I’ve just made this in the (Ninja) magic bullet and it has turned out to be perfect. I blitzed it for a whole minute on pulse. Thank you so much for sharing this simple recipe. It is delicious. (I can’t believe that my mother used to make this by hand, with only a fork!)
I know, crazy eh?
The recipe is fine, the cook not so much. I tried it in my magic bullet and just got warm Mayo soup. I put that in the fridge for a minute, then started over using my blender. Instead of using more oil, I used the soup as the oil, and, surprisingly it worked. Thank you!
Why not extra virgin olive oil?
When you use extra virgin olive oil, you will be able to taste it quite clearly – If you use only extra virgin olive oil, the oil will separate and taste super duper rancid!
So that one egg makes that much mayo? Also, if I want regular mayo, do I still add lemon juice?
Yes, lemon juice is just to flavor it a bit, so feel free to skip it.

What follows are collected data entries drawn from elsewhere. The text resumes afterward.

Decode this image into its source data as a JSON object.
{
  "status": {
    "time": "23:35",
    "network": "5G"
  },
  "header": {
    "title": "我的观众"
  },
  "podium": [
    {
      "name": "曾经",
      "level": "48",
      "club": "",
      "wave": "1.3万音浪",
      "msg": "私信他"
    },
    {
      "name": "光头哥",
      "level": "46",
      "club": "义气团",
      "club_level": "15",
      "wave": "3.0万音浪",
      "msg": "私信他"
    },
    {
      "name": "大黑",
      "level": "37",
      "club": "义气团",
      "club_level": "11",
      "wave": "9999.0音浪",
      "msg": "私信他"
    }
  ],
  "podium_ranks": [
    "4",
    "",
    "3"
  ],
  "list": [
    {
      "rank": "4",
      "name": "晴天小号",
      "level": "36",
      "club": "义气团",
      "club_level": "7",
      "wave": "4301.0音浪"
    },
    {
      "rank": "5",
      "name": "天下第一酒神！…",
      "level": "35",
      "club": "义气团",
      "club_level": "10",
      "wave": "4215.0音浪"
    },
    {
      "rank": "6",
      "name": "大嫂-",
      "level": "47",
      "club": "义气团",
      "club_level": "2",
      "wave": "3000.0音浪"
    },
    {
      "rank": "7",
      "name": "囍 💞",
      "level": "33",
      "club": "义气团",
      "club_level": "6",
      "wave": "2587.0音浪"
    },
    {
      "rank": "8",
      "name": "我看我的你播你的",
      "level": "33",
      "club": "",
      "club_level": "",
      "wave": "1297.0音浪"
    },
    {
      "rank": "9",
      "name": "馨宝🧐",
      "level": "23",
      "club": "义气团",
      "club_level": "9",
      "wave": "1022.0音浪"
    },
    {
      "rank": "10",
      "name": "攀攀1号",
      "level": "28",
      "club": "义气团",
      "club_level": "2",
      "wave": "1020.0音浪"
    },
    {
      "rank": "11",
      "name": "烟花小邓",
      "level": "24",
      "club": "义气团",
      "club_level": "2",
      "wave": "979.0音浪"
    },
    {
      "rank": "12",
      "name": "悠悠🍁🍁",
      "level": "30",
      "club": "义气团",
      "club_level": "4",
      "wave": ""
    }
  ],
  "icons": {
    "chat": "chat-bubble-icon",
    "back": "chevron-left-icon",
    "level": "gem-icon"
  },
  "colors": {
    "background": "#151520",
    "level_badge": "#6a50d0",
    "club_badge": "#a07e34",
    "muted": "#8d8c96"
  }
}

I really want to make this but I’m concerned about consuming the raw egg! I guess the store bought stuff sitting on a shelf has eggs in it though?? Never really thought much about it.
Regarding raw eggs, some fear that they may contain Salmonella which can cause food poisoning. However, the risk of an egg being contaminated is quite low. This used to be a problem over 20 years ago, but since then improvements have been made in the processing of eggs, leading to fewer Salmonella cases. Store bought mayo contains pasteurized eggs. In the end it’s up to you, if you feel you don’t want to expose yourself to Salmonella, then don’t risk it.
I love this & make it all the time! My kids love it & prefer it over store bought. It’s a great Whole 30 recipe. But I just use my immersion blender & make it right in the jar im storing it in.